Véritable enjeu de puissance, les mers sont le premier théâtre des rapports de force, sur les plans économique, géopolitique ou militaire. Entre conflictualité et gouvernance partagée, les différents acteurs doivent trouver un terrain d’entente pour appréhender au mieux la nature changeante de ce bien commun.
La mer, théâtre de puissance du XXIᵉ siècle
The Sea, a 21st Century Theatre of Power
Whenever power is at stake, the seas are on the front line of economic, geopolitical and military battles. Between conflict and shared governance, the many actors need to find common ground in order to understand better the changing nature of this communal asset.
En 1626, le cardinal de Richelieu fonde la Marine royale, convaincu que « celui qui sera maître de la mer, le sera bientôt de la terre » (1). Quatre siècles plus tard, l’intuition du Cardinal reste d’actualité. Les océans couvrent plus de 70 % de la planète, véhiculent près de 90 % du commerce mondial et concentrent les nouvelles rivalités entre puissances. À l’heure où la France commémore les 400 ans de sa Marine nationale, il est temps de regarder la mer non plus comme un simple espace de navigation sans relief, mais bien comme un élément essentiel de la géopolitique mondiale du XXIe siècle.
La mer, colonne vertébrale de la mondialisation
Le commerce international repose sur des flux maritimes devenus vitaux. Le canal de Suez, les détroits d’Ormuz, de Bab-el-Mandeb et de Malacca sont de véritables « artères stratégiques » : un incident ou une fermeture suffit à désorganiser durablement les chaînes d’approvisionnement mondiales, comme l’a montré l’immobilisation du porte-conteneurs Ever Given en 2021 dans le canal de Suez, les tirs de missiles et de drones par les Houthis en 2024 et la crise du détroit d’Ormuz en 2026.

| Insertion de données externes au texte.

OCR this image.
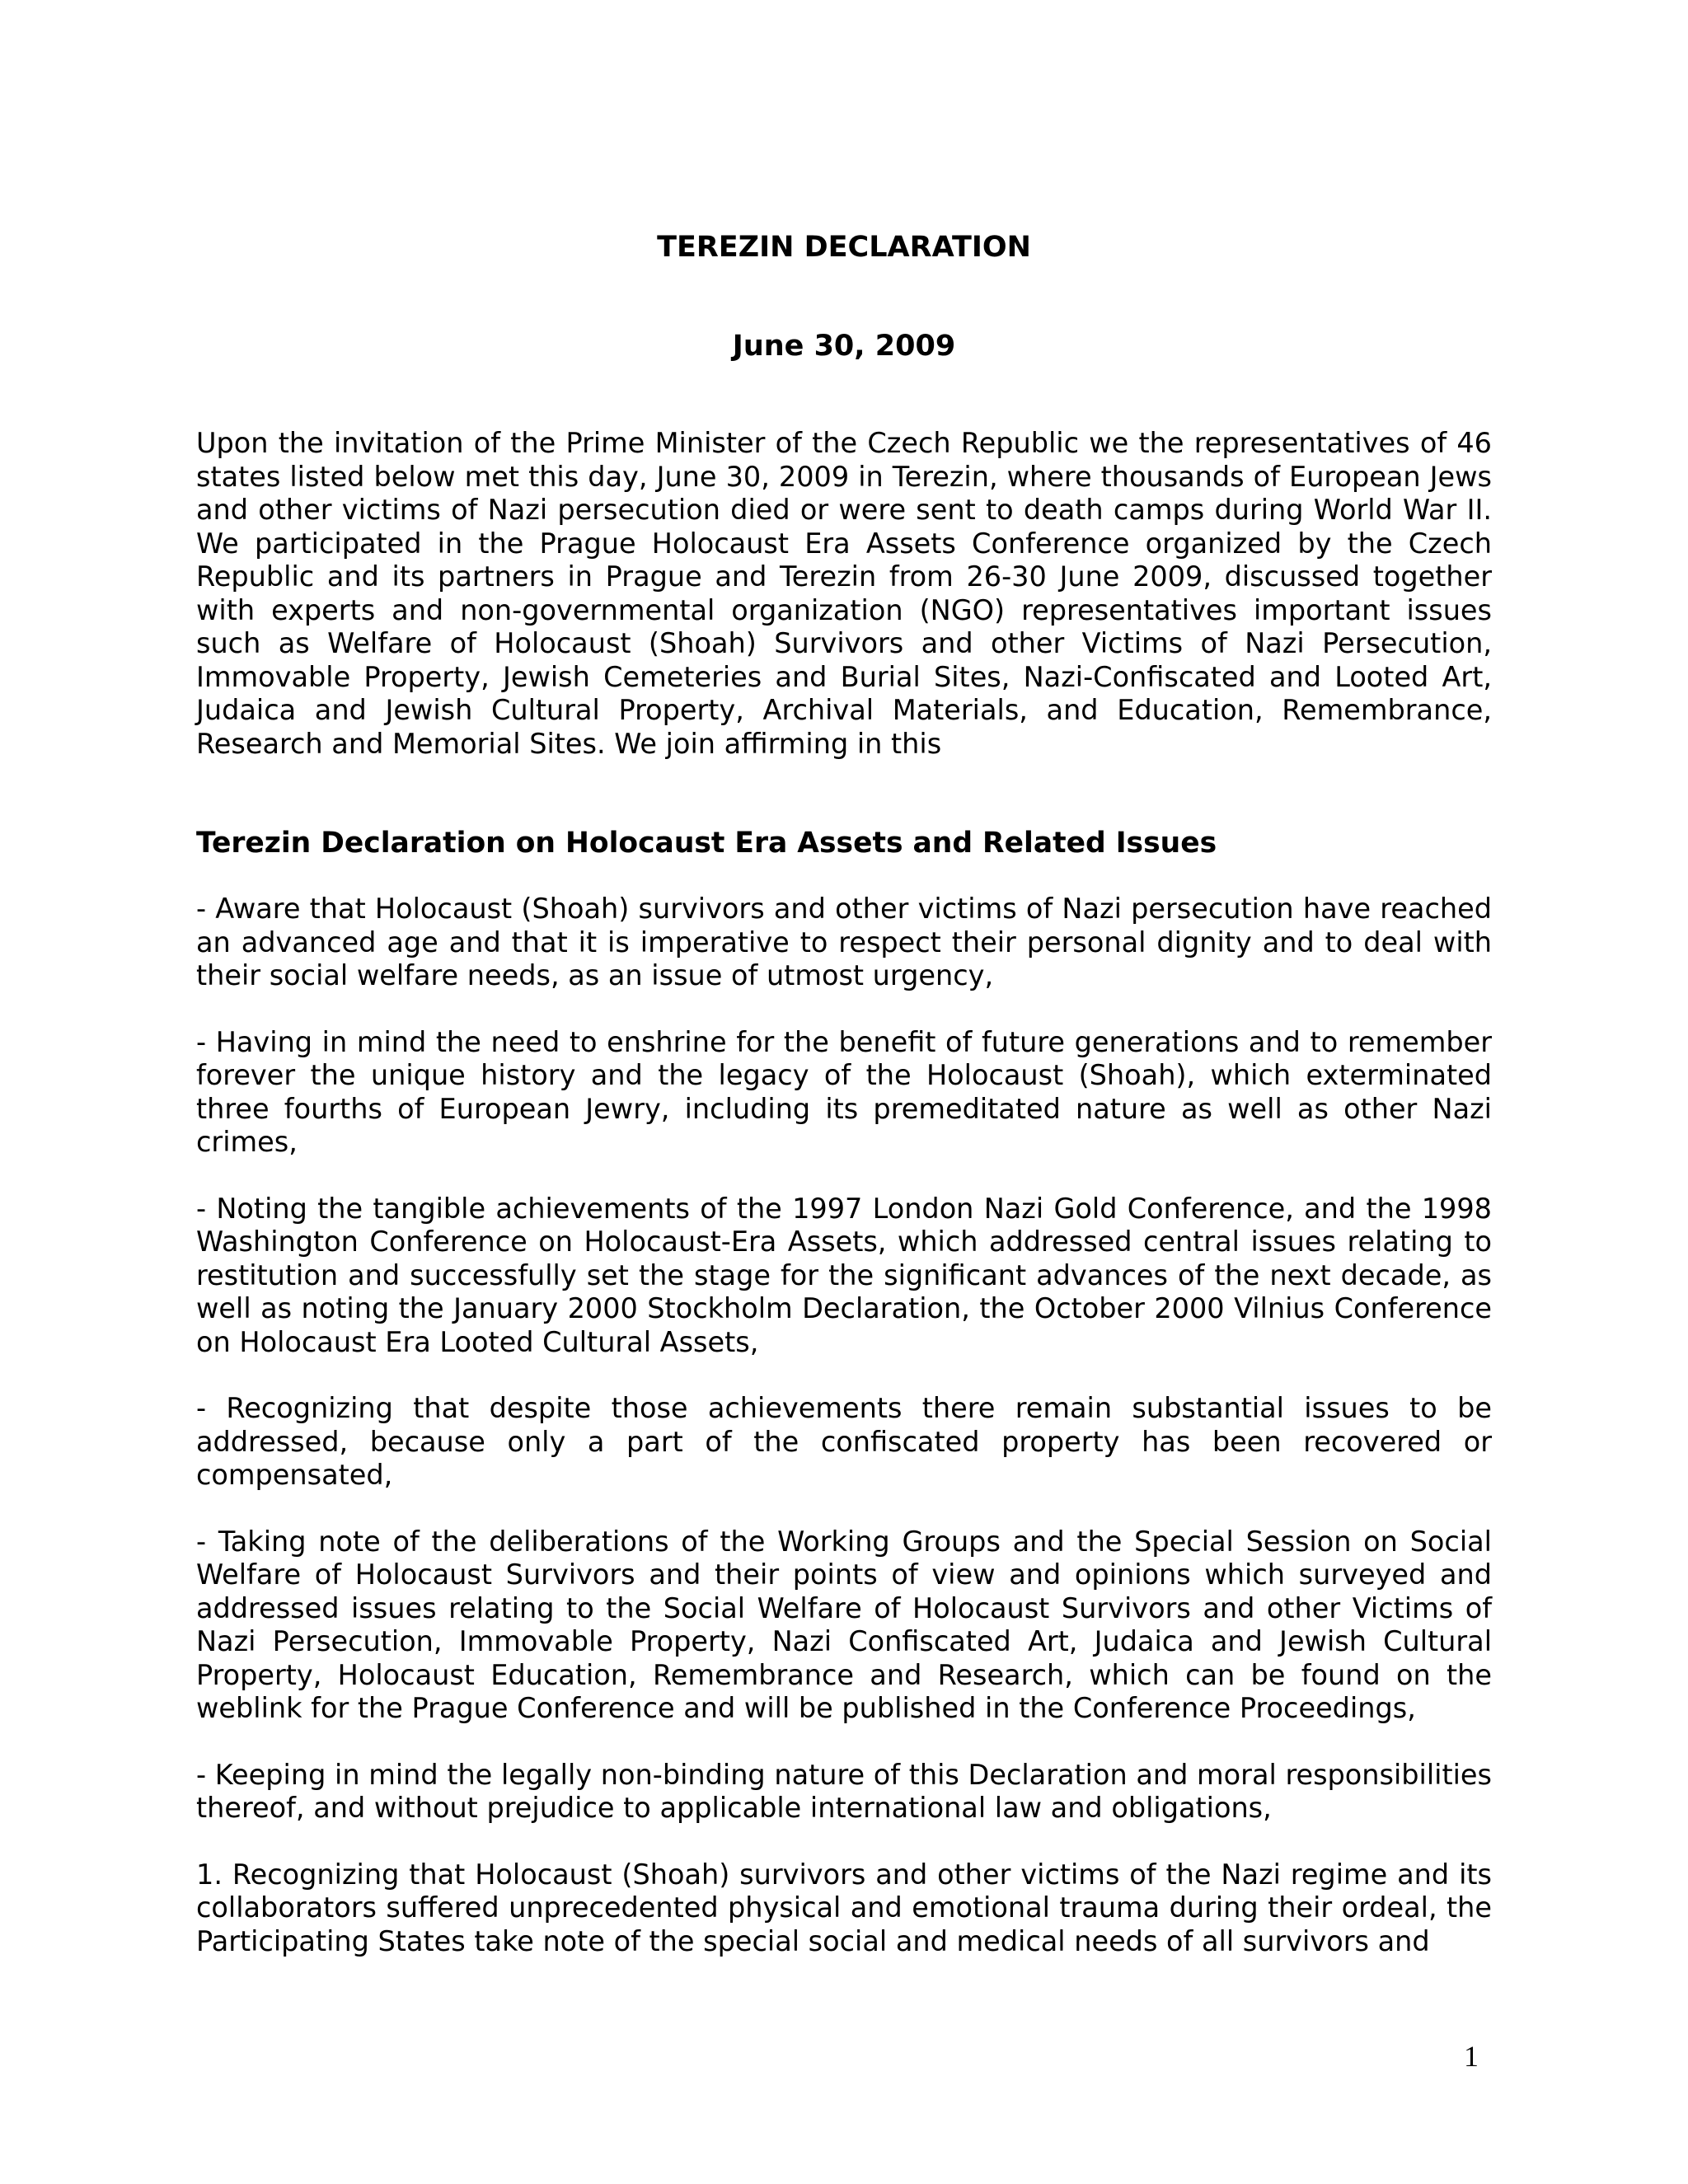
TEREZIN DECLARATION

June 30, 2009

Upon the invitation of the Prime Minister of the Czech Republic we the representatives of 46 states listed below met this day, June 30, 2009 in Terezin, where thousands of European Jews and other victims of Nazi persecution died or were sent to death camps during World War II. We participated in the Prague Holocaust Era Assets Conference organized by the Czech Republic and its partners in Prague and Terezin from 26-30 June 2009, discussed together with experts and non-governmental organization (NGO) representatives important issues such as Welfare of Holocaust (Shoah) Survivors and other Victims of Nazi Persecution, Immovable Property, Jewish Cemeteries and Burial Sites, Nazi-Confiscated and Looted Art, Judaica and Jewish Cultural Property, Archival Materials, and Education, Remembrance, Research and Memorial Sites. We join affirming in this

Terezin Declaration on Holocaust Era Assets and Related Issues

- Aware that Holocaust (Shoah) survivors and other victims of Nazi persecution have reached an advanced age and that it is imperative to respect their personal dignity and to deal with their social welfare needs, as an issue of utmost urgency,

- Having in mind the need to enshrine for the benefit of future generations and to remember forever the unique history and the legacy of the Holocaust (Shoah), which exterminated three fourths of European Jewry, including its premeditated nature as well as other Nazi crimes,

- Noting the tangible achievements of the 1997 London Nazi Gold Conference, and the 1998 Washington Conference on Holocaust-Era Assets, which addressed central issues relating to restitution and successfully set the stage for the significant advances of the next decade, as well as noting the January 2000 Stockholm Declaration, the October 2000 Vilnius Conference on Holocaust Era Looted Cultural Assets,

- Recognizing that despite those achievements there remain substantial issues to be addressed, because only a part of the confiscated property has been recovered or compensated,

- Taking note of the deliberations of the Working Groups and the Special Session on Social Welfare of Holocaust Survivors and their points of view and opinions which surveyed and addressed issues relating to the Social Welfare of Holocaust Survivors and other Victims of Nazi Persecution, Immovable Property, Nazi Confiscated Art, Judaica and Jewish Cultural Property, Holocaust Education, Remembrance and Research, which can be found on the weblink for the Prague Conference and will be published in the Conference Proceedings,

- Keeping in mind the legally non-binding nature of this Declaration and moral responsibilities thereof, and without prejudice to applicable international law and obligations,

1. Recognizing that Holocaust (Shoah) survivors and other victims of the Nazi regime and its collaborators suffered unprecedented physical and emotional trauma during their ordeal, the Participating States take note of the special social and medical needs of all survivors and

1
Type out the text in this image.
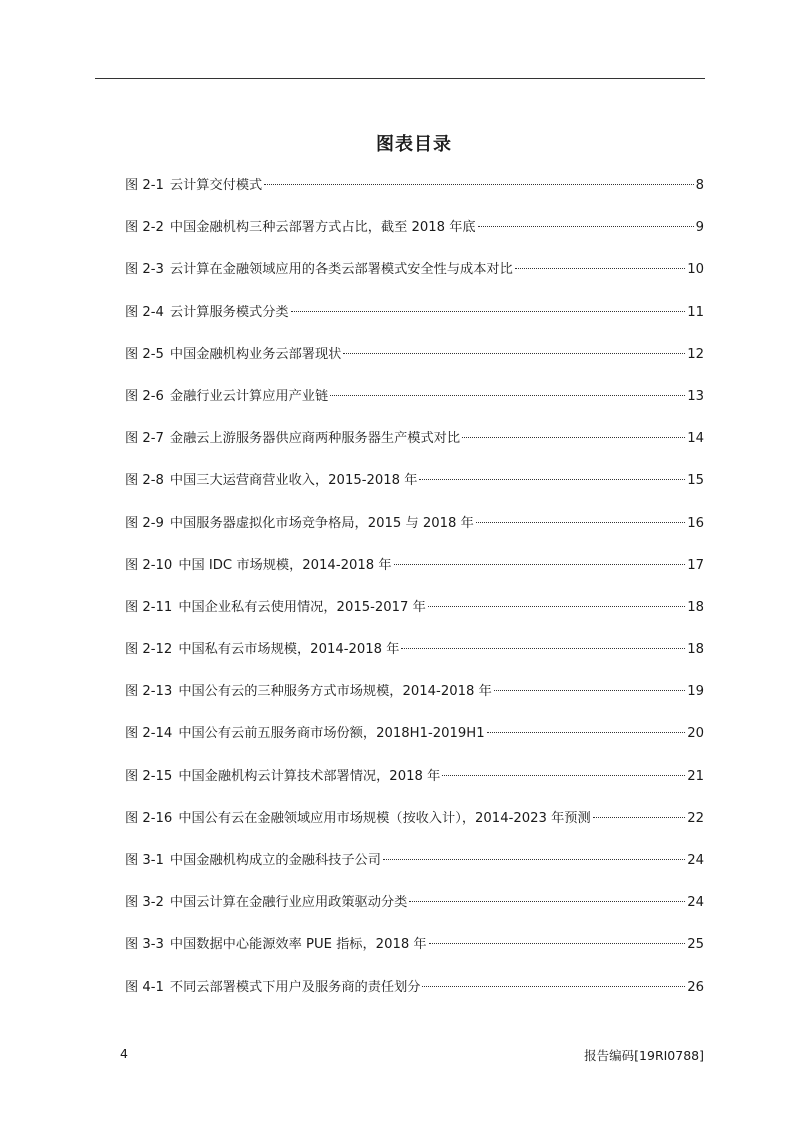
图表目录
图 2-1 云计算交付模式	8
图 2-2 中国金融机构三种云部署方式占比，截至 2018 年底	9
图 2-3 云计算在金融领域应用的各类云部署模式安全性与成本对比	10
图 2-4 云计算服务模式分类	11
图 2-5 中国金融机构业务云部署现状	12
图 2-6 金融行业云计算应用产业链	13
图 2-7 金融云上游服务器供应商两种服务器生产模式对比	14
图 2-8 中国三大运营商营业收入，2015-2018 年	15
图 2-9 中国服务器虚拟化市场竞争格局，2015 与 2018 年	16
图 2-10 中国 IDC 市场规模，2014-2018 年	17
图 2-11 中国企业私有云使用情况，2015-2017 年	18
图 2-12 中国私有云市场规模，2014-2018 年	18
图 2-13 中国公有云的三种服务方式市场规模，2014-2018 年	19
图 2-14 中国公有云前五服务商市场份额，2018H1-2019H1	20
图 2-15 中国金融机构云计算技术部署情况，2018 年	21
图 2-16 中国公有云在金融领域应用市场规模（按收入计），2014-2023 年预测	22
图 3-1 中国金融机构成立的金融科技子公司	24
图 3-2 中国云计算在金融行业应用政策驱动分类	24
图 3-3 中国数据中心能源效率 PUE 指标，2018 年	25
图 4-1 不同云部署模式下用户及服务商的责任划分	26
4	报告编码[19RI0788]
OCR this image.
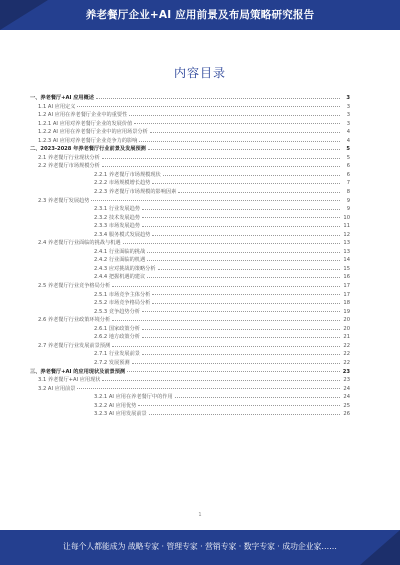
养老餐厅企业+AI 应用前景及布局策略研究报告
内容目录
一、养老餐厅+AI 应用概述	3
1.1 AI 应用定义	3
1.2 AI 应用在养老餐厅企业中的重要性	3
1.2.1 AI 应用对养老餐厅企业的发展价值	3
1.2.2 AI 应用在养老餐厅企业中的应用场景分析	4
1.2.3 AI 应用对养老餐厅企业竞争力的影响	4
二、2023-2028 年养老餐厅行业前景及发展预测	5
2.1 养老餐厅行业现状分析	5
2.2 养老餐厅市场规模分析	6
2.2.1 养老餐厅市场规模现状	6
2.2.2 市场规模增长趋势	7
2.2.3 养老餐厅市场规模的影响因素	8
2.3 养老餐厅发展趋势	9
2.3.1 行业发展趋势	9
2.3.2 技术发展趋势	10
2.3.3 市场发展趋势	11
2.3.4 服务模式发展趋势	12
2.4 养老餐厅行业面临的挑战与机遇	13
2.4.1 行业面临的挑战	13
2.4.2 行业面临的机遇	14
2.4.3 应对挑战的策略分析	15
2.4.4 把握机遇的建议	16
2.5 养老餐厅行业竞争格局分析	17
2.5.1 市场竞争主体分析	17
2.5.2 市场竞争格局分析	18
2.5.3 竞争趋势分析	19
2.6 养老餐厅行业政策环境分析	20
2.6.1 国家政策分析	20
2.6.2 地方政策分析	21
2.7 养老餐厅行业发展前景预测	22
2.7.1 行业发展前景	22
2.7.2 发展预测	22
三、养老餐厅+AI 的应用现状及前景预测	23
3.1 养老餐厅+AI 应用现状	23
3.2 AI 应用前景	24
3.2.1 AI 应用在养老餐厅中的作用	24
3.2.2 AI 应用优势	25
3.2.3 AI 应用发展前景	26
1
让每个人都能成为 战略专家 · 管理专家 · 营销专家 · 数字专家 · 成功企业家……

Au-delà du visible en surface, les océans abritent aussi les câbles sous-marins, infrastructures invisibles mais tout aussi essentielles qui constituent de véritables « veines numériques » pour la planète (2). Ils assurent 95 % des communications mondiales et représentent une cible potentielle de sabotage, comme l’ont rappelé les soupçons autour de l’explosion du gazoduc Nord Stream en 2022. La mer est donc à la fois un espace de prospérité et une zone de vulnérabilités critiques.